Nonostante l’ingresso ufficiale della cattiva stagione, col tramonto del sole alle cinque del pomeriggio, anche oggi ho aggiornato la storia fantasy della nostra amica Cristina: la trovate qui, come al solito.
Di seguito, invece, il nuovo capitolo della storia incompiuta.
Mario Siniscalchi

Scenario (11)

Zero Diciotto si alza con eleganza e ti prende per mano, ti spiega che avete cinque minuti per andare in bagno e fare la doccia – fredda e senza sapone, ma anche senza disinfettante industriale, almeno non brucia – poi le luci verranno spente e chi non è in branda finisce sulla lista della Signora: un’ottima ragione per affrettarsi. Per te è un assurdo quanto gradevole ritorno alla tua giovinezza, non c’è molto di diverso rispetto alla routine di un centro di addestramento, in questo: ti accovacci assieme alle altre e ti getti poi di corsa sotto la doccia, dalla quale un attimo dopo sei spinta via da una donna così magra da sembrare un ragazzo, i capelli bianchi raccolti in una lunga coda.
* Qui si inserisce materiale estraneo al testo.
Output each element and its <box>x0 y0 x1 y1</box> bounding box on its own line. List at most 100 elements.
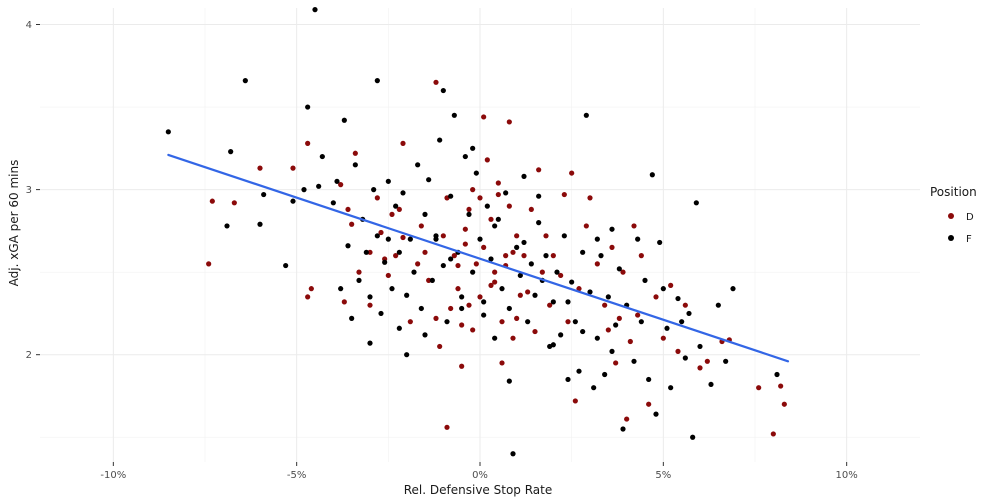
point-d <box>704 358 710 364</box>
point-f <box>448 256 454 262</box>
point-d <box>616 315 622 321</box>
point-d <box>290 165 296 171</box>
point-f <box>521 239 527 246</box>
point-f <box>459 305 465 312</box>
point-f <box>616 266 622 272</box>
point-f <box>473 170 479 176</box>
point-f <box>591 385 597 391</box>
point-d <box>385 272 391 279</box>
point-f <box>407 236 413 242</box>
point-d <box>506 203 512 209</box>
point-f <box>429 277 435 283</box>
point-f <box>492 335 498 341</box>
point-f <box>613 322 619 328</box>
point-d <box>470 187 476 193</box>
point-f <box>510 451 516 457</box>
legend-marker-f <box>948 235 954 241</box>
point-f <box>426 177 432 183</box>
x-tick-label: 10% <box>836 470 858 481</box>
point-d <box>613 360 619 366</box>
point-f <box>367 340 373 346</box>
point-d <box>602 302 608 308</box>
point-f <box>653 411 659 417</box>
point-f <box>352 162 358 168</box>
point-f <box>378 310 384 317</box>
trend-line-group <box>167 153 790 363</box>
point-f <box>675 295 681 302</box>
point-d <box>396 206 402 213</box>
point-f <box>572 319 578 325</box>
point-d <box>561 191 567 198</box>
point-f <box>444 319 450 325</box>
point-f <box>228 149 234 155</box>
point-f <box>506 378 512 384</box>
point-f <box>649 172 655 178</box>
point-d <box>433 79 439 85</box>
x-tick-label: -10% <box>100 470 126 481</box>
point-f <box>506 305 512 312</box>
point-f <box>283 262 289 269</box>
point-d <box>426 277 432 283</box>
point-d <box>455 286 461 292</box>
point-f <box>470 145 476 151</box>
point-f <box>598 253 604 259</box>
point-d <box>400 140 406 146</box>
point-f <box>470 269 476 275</box>
point-f <box>499 286 505 292</box>
point-d <box>682 302 688 308</box>
point-f <box>682 355 688 361</box>
point-d <box>609 244 615 250</box>
point-f <box>422 211 428 217</box>
point-d <box>506 119 512 125</box>
point-f <box>301 187 307 193</box>
point-d <box>525 289 531 295</box>
point-d <box>400 234 406 241</box>
point-f <box>532 292 538 298</box>
point-f <box>543 253 549 259</box>
legend-marker-d <box>948 213 954 219</box>
point-f <box>371 187 377 193</box>
point-d <box>653 294 659 300</box>
legend: Position D F <box>930 185 977 245</box>
point-d <box>352 150 358 156</box>
point-f <box>334 178 340 184</box>
point-d <box>620 269 626 275</box>
point-d <box>484 157 490 163</box>
point-f <box>481 312 487 318</box>
point-d <box>492 279 498 285</box>
point-f <box>536 220 542 226</box>
point-d <box>539 269 545 275</box>
point-d <box>668 282 674 288</box>
point-f <box>341 117 347 123</box>
point-d <box>305 140 311 146</box>
point-d <box>587 195 593 201</box>
point-f <box>488 256 494 262</box>
point-d <box>646 401 652 407</box>
point-d <box>308 286 314 292</box>
point-f <box>400 190 406 196</box>
point-d <box>697 365 703 371</box>
point-d <box>477 195 483 201</box>
point-d <box>481 114 487 120</box>
point-d <box>422 249 428 255</box>
point-f <box>528 261 534 267</box>
point-d <box>635 312 641 318</box>
point-f <box>330 200 336 206</box>
point-f <box>576 368 582 374</box>
point-f <box>664 325 670 331</box>
point-d <box>473 261 479 267</box>
point-f <box>723 358 729 364</box>
point-d <box>572 398 578 404</box>
point-d <box>341 299 347 305</box>
point-f <box>459 294 465 300</box>
point-f <box>404 352 410 358</box>
point-f <box>393 203 399 209</box>
point-d <box>367 249 373 255</box>
point-d <box>499 360 505 366</box>
point-f <box>587 289 593 295</box>
point-f <box>477 236 483 242</box>
point-f <box>561 233 567 239</box>
point-f <box>646 376 652 383</box>
x-tick-label: 5% <box>655 470 671 481</box>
Si tratta di gesti e movimenti meccanici, come quelli che, a luci spente, fai poco dopo a beneficio di Zero Diciotto, che ti ha chiamato sulla sua branda e presa per i capelli per guidarti tra le sue gambe.
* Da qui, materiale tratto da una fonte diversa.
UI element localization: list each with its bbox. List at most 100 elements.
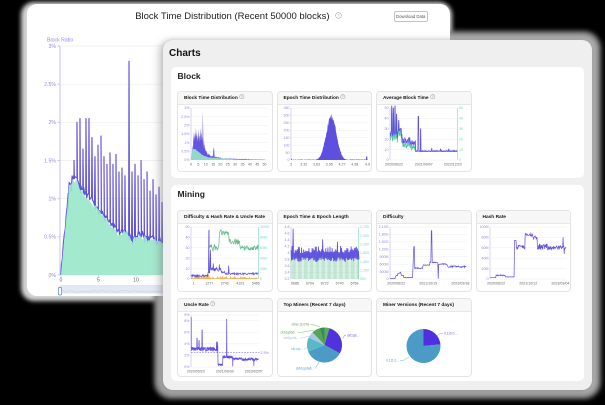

Mentre provvedi al piacere di Zero Diciotto pensi a tutt’altro. Sempre alla signorina bionda; già, perché ti è venuto in mente che una volta, al Circolo Ufficiali, un giovane maggiore ti attaccò bottone e cominciò a chiacchierare a ruota libera, aiutato in questo dall’alcol che stava ingurgitando e che continuava ad offrirti. Questo maggiore ti spiegava che stavano fronteggiando una vera e propria emorragia di graduati e sottufficiali, trasferiti d’ufficio alle forze di sicurezza. Due giorni dopo il maggiore scomparve, e la settimana successiva toccò a te, e non facesti in tempo ad approfondire. Ci ripensi adesso, con la bocca piena del sapore di Zero Diciotto, e ti viene per prima cosa il dubbio che quello stupido maggiore abbia fatto, tra gli altri, anche il tuo nome, magari perché non avevi accettato le sue avances, poi che la signorina bionda possa essere stata una tua subordinata.
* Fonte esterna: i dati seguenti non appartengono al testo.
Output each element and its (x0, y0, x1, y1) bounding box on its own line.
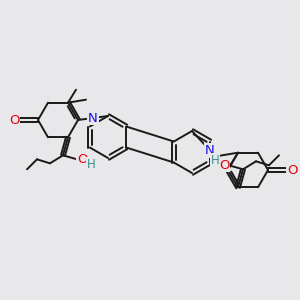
Text: H: H (211, 154, 219, 167)
Text: N: N (205, 144, 215, 157)
Text: O: O (287, 164, 297, 176)
Text: O: O (77, 153, 87, 166)
Text: N: N (88, 112, 98, 124)
Text: H: H (87, 158, 95, 171)
Text: O: O (219, 159, 229, 172)
Text: O: O (9, 113, 19, 127)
“Brava”. Zero Diciotto è venuta e davvero si accontenta di poco: ti coccola, ti accarezza un po’, è davvero felice per quel piacere che le hai dato senza quasi pensarci. Ti chiede se vuoi essere ricambiata, ti assicura di essere brava quanto te, ti prende tra due dita un capezzolo e comincia gentilmente ad accarezzarlo e per quanto ti sembri strano il tuo corpo reagisce e la donna lo prende per un sì. Vi scambiate di posto e tu chiudi gli occhi per fantasticare.

Zero Diciotto ha dita forti ma sottili e delicate, labbra morbide e lingua agile. Ma tu non riesci a pensare, come spesso fai, alla tua prima amante, o all’ultima donna che hai avuto. Davanti alle palpebre chiuse scorrono di nuovo le immagini del tuo arresto, quando ti hanno caricata nel furgone chiuso e lì, per un tempo interminabile, mentre ti portavano nel carcere della Polizia Politica, ti hanno stuprata: erano in quattro, ricordi perfettamente i loro volti, i loro membri, le loro mani. Ricordi anche che hai lottato con tutte le tue forze e urlato con tutto il tuo fiato, e che ti sei arresa solo quando sei rimasta semisoffocata da un sacchetto di stoffa bagnata che ti hanno infilato sul capo. Ti sei arresa troppo tardi: ti hanno presa così brutalmente che hai dovuto stringere i denti per non urlare di nuovo e non farti di nuovo soffocare. E incredibilmente vieni, mentre rivedi il volto contratto del caposquadra ad un niente dal tuo mentre si svuota dentro di te sussurrandoti una sequela di insulti e minacce accompagnata da un ceffone.

Zero Diciotto ti abbraccia di nuovo, e ti consola, perché stai piangendo; non ti fa domande, ma ha certamente capito cosa hai provato visto che ti parla e ti spiega che tutto quello che hai dovuto sopportare e soffrire fa parte anche della sua esperienza, e di quella di tutte le altre donne qui, non solo in questa camerata ma in tutta la prigione; ti dice che nessuna ne parla, mai, perché ognuna di loro vuole solo dimenticare. Vorresti protestare perché tu non vuoi dimenticare, vuoi ricordare tutto e vendicarti, ma la stanchezza ha la meglio e col capo sul suo seno alto e sodo ti addormenti tra un singhiozzo e l’altro.